(Yicai Global) July 12 -- Shares of Tahoe Group, the listed unit of Chinese real estate developer Thaihot Group, fell 4 percent today after the parent company said it is paying a 15 percent coupon on US dollar bonds it recently issued in Singapore. The rate is much higher than the market average.
Tahoe's stock price [SHE:000732] slipped to CNY7 (USD1.02), after falling as much as 7 percent today. The benchmark Shenzhen Component Index gained 0.7 percent.
Wholly owned offshore unit Tahoe Group Global recently issued USD400 million of three-year notes on the Singapore Exchange following a tenuous Caa1 rating by Moody's, Fuzhou-based Thaihot said in a statement yesterday. The 15 percent coupon is paid half-yearly. The firm's net profit margin was 12.6 percent last year.
Thaihot has issued a total of about USD1.2 billion in bonds so far. The cost for the first three financings, finalized between January and May last year, was about 7.88 percent each. The rate nearly doubled this time.
Moody's cut the ratings for the borrower and guarantor of the US dollar bonds issued from B2 for the first three issues to Caa1 this time. Caa1 indicates bonds have a chance of default or poor quality that endangers the principal and interest.
At a time when China's property sector is continuing to face tough oversight and regulators seek to cut off channels for property trust financing, many developers seek overseas financing by going public in Hong Kong. Thaihot set up Hong Kong units to secure overseas financing with itself as the guarantor. The main borrower is a financing unit Thaihot set up in Hong Kong in April 2017.
Chinese realtors have issued dollar bonds overseas to raise money in recent years, but the cost of borrowing differs due to the different qualifications of various business. For instance, the borrowing cost is 5.6 percent for Shimao Property Holdings and 13.75 percent for Jiayuan International Group.

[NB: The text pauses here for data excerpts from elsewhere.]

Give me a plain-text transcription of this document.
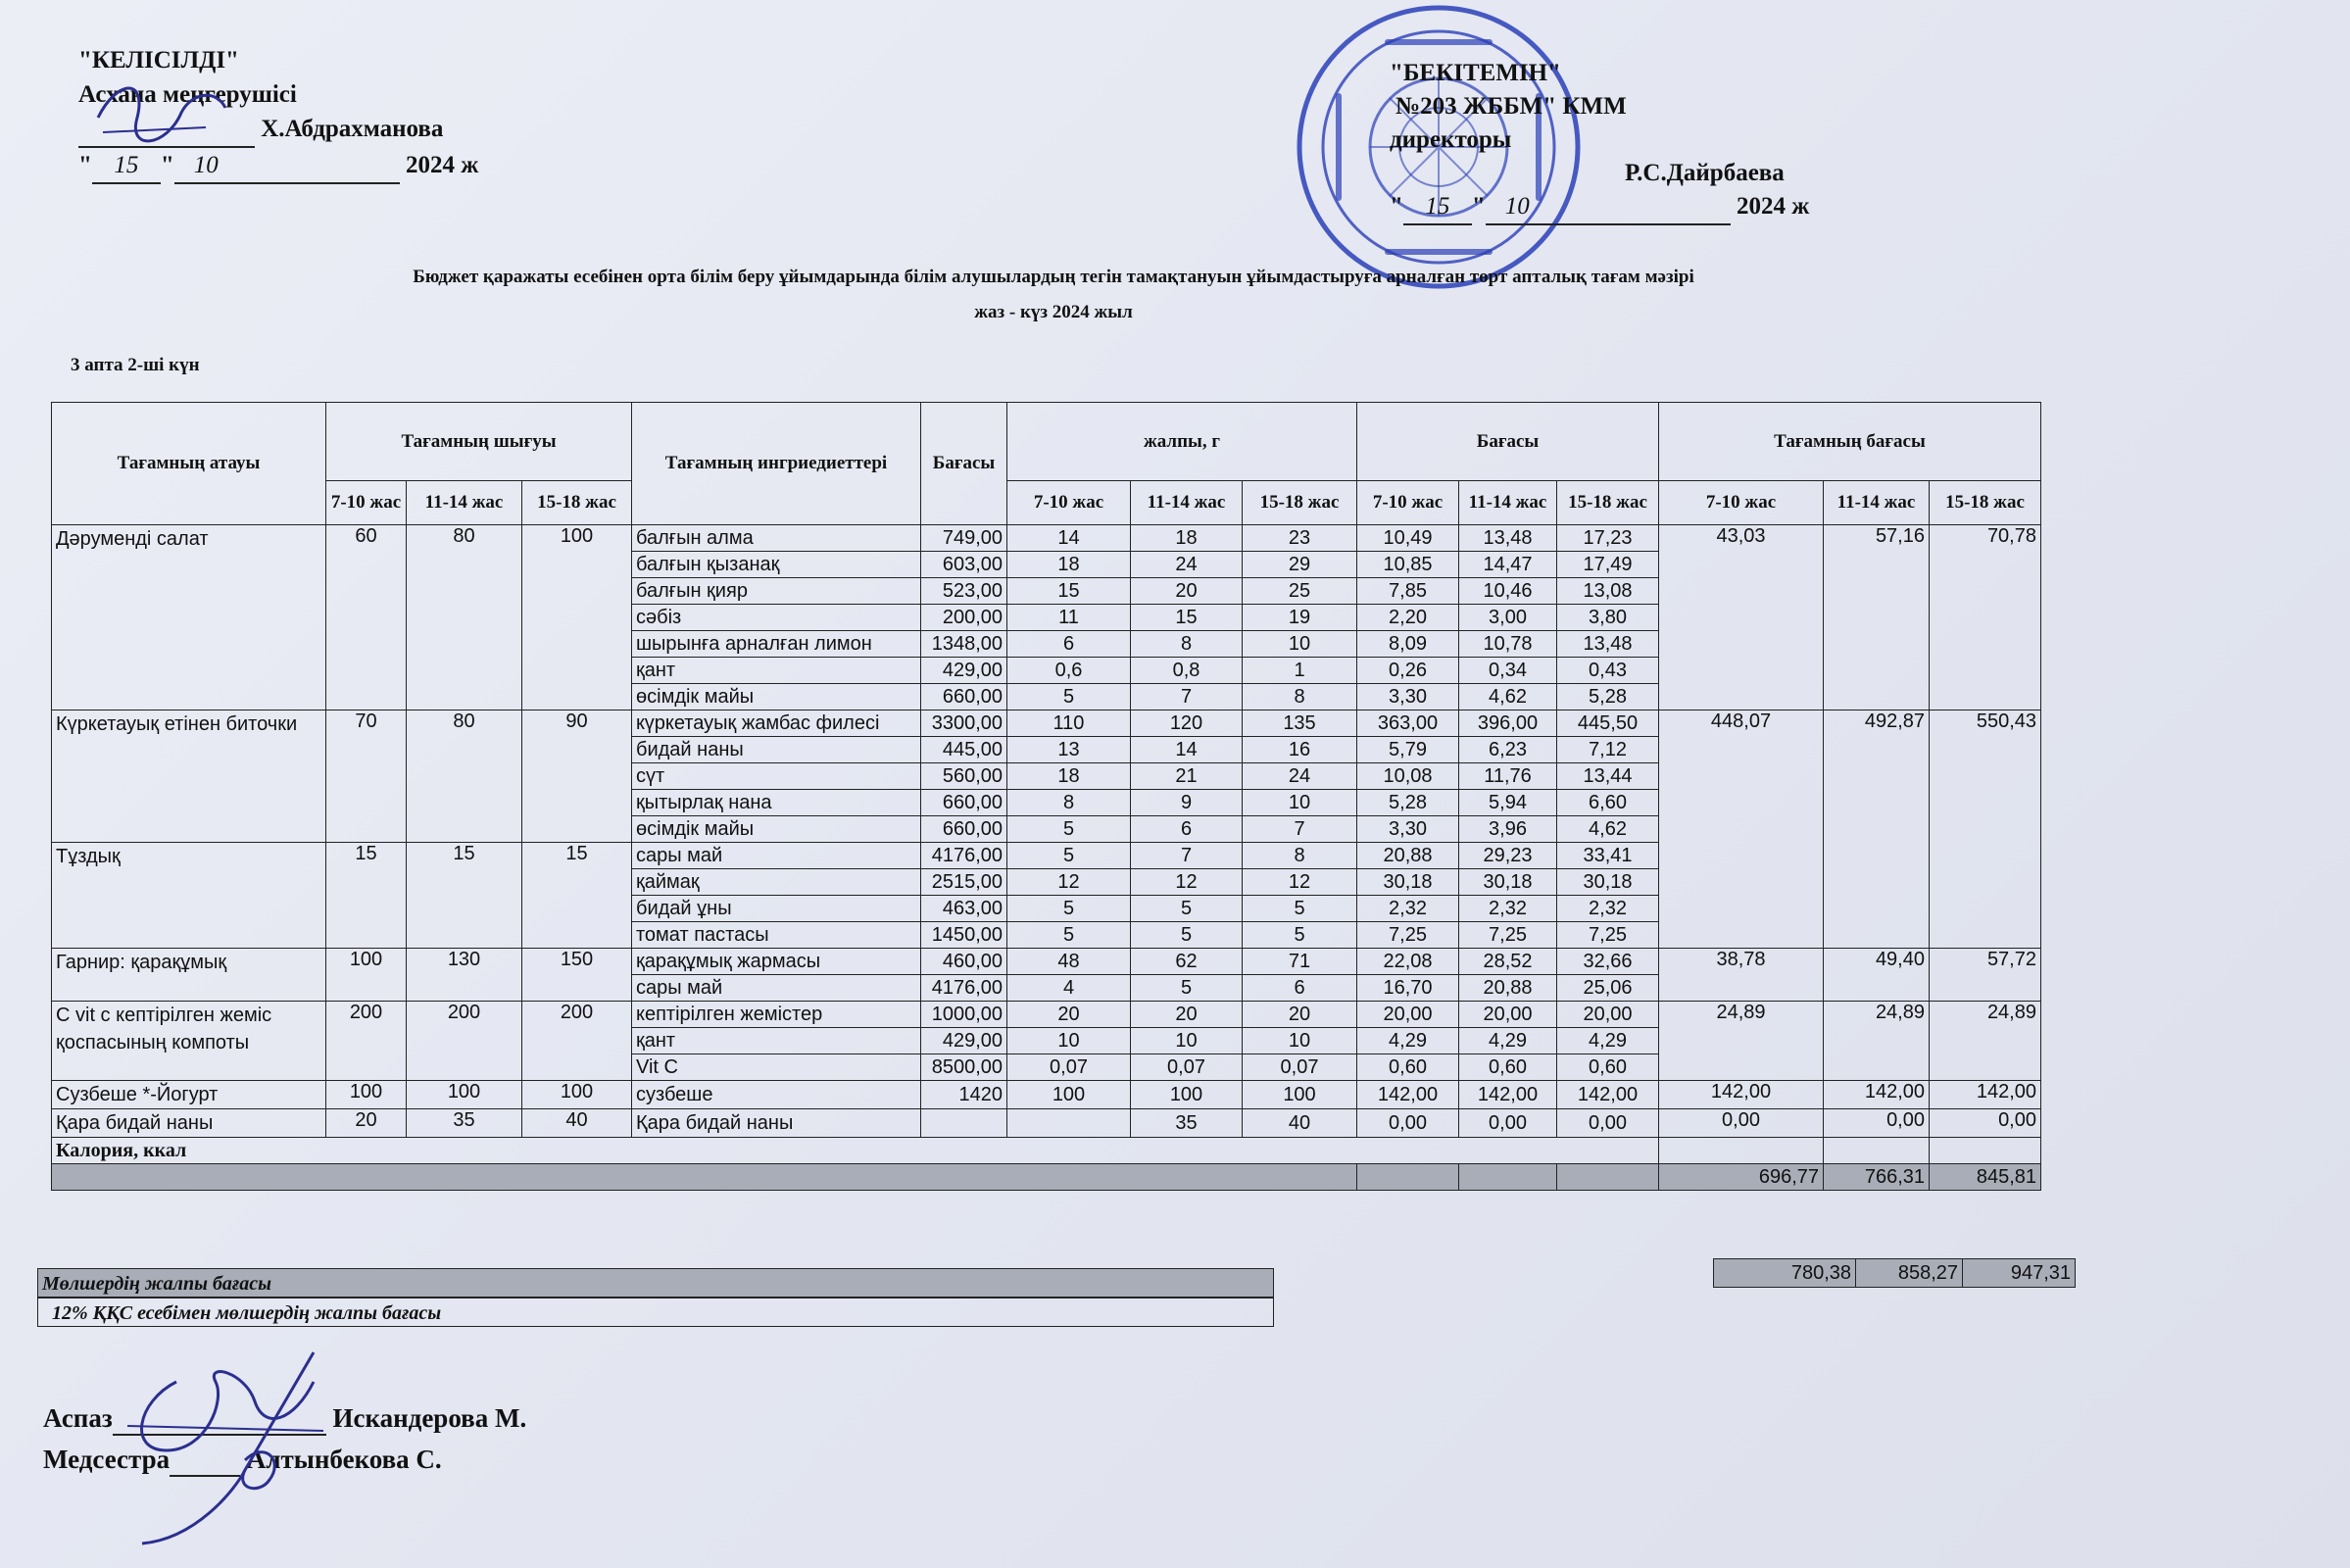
"КЕЛІСІЛДІ"
Асхана меңгерушісі
Х.Абдрахманова
" 15 " 10	2024 ж
"БЕКІТЕМІН"
№203 ЖББМ" КММ
директоры
Р.С.Дайрбаева
" 15 " 10	2024 ж
Бюджет қаражаты есебінен орта білім беру ұйымдарында білім алушылардың тегін тамақтануын ұйымдастыруға арналған төрт апталық тағам мәзірі
жаз - күз 2024 жыл
3 апта 2-ші күн
Тағамның атауы	Тағамның шығуы			Тағамның ингриедиеттері	Бағасы	жалпы, г			Бағасы			Тағамның бағасы		
	7-10 жас	11-14 жас	15-18 жас			7-10 жас	11-14 жас	15-18 жас	7-10 жас	11-14 жас	15-18 жас	7-10 жас	11-14 жас	15-18 жас
Дәруменді салат	60	80	100	балғын алма	749,00	14	18	23	10,49	13,48	17,23	43,03	57,16	70,78
				балғын қызанақ	603,00	18	24	29	10,85	14,47	17,49			
				балғын қияр	523,00	15	20	25	7,85	10,46	13,08			
				сәбіз	200,00	11	15	19	2,20	3,00	3,80			
				шырынға арналған лимон	1348,00	6	8	10	8,09	10,78	13,48			
				қант	429,00	0,6	0,8	1	0,26	0,34	0,43			
				өсімдік майы	660,00	5	7	8	3,30	4,62	5,28			
Күркетауық етінен биточки	70	80	90	күркетауық жамбас филесі	3300,00	110	120	135	363,00	396,00	445,50	448,07	492,87	550,43
				бидай наны	445,00	13	14	16	5,79	6,23	7,12			
				сүт	560,00	18	21	24	10,08	11,76	13,44			
				қытырлақ нана	660,00	8	9	10	5,28	5,94	6,60			
				өсімдік майы	660,00	5	6	7	3,30	3,96	4,62			
Тұздық	15	15	15	сары май	4176,00	5	7	8	20,88	29,23	33,41			
				қаймақ	2515,00	12	12	12	30,18	30,18	30,18			
				бидай ұны	463,00	5	5	5	2,32	2,32	2,32			
				томат пастасы	1450,00	5	5	5	7,25	7,25	7,25			
Гарнир: қарақұмық	100	130	150	қарақұмық жармасы	460,00	48	62	71	22,08	28,52	32,66	38,78	49,40	57,72
				сары май	4176,00	4	5	6	16,70	20,88	25,06			
C vit c кептірілген жеміс қоспасының компоты	200	200	200	кептірілген жемістер	1000,00	20	20	20	20,00	20,00	20,00	24,89	24,89	24,89
				қант	429,00	10	10	10	4,29	4,29	4,29			
				Vit C	8500,00	0,07	0,07	0,07	0,60	0,60	0,60			
Сузбеше *-Йогурт	100	100	100	сузбеше	1420	100	100	100	142,00	142,00	142,00	142,00	142,00	142,00
Қара бидай наны	20	35	40	Қара бидай наны			35	40	0,00	0,00	0,00	0,00	0,00	0,00
Калория, ккал														
												696,77	766,31	845,81
Мөлшердің жалпы бағасы
12% ҚҚС есебімен мөлшердің жалпы бағасы
780,38	858,27	947,31
Аспаз	Искандерова М.
Медсестра	Алтынбекова С.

Thaihot has been on a tight budget over the past two years. The firm's average financing cost last year exceeded 8 percent. It posted CNY14.9 billion (USD2.2 billion) in book money, CNY16 billion in short-term loans and CNY41.4 billion in non-current liabilities due within one year, suggesting the firm is under huge pressure to repay short-term debts and its overall net debt ratio is as high as 385 percent.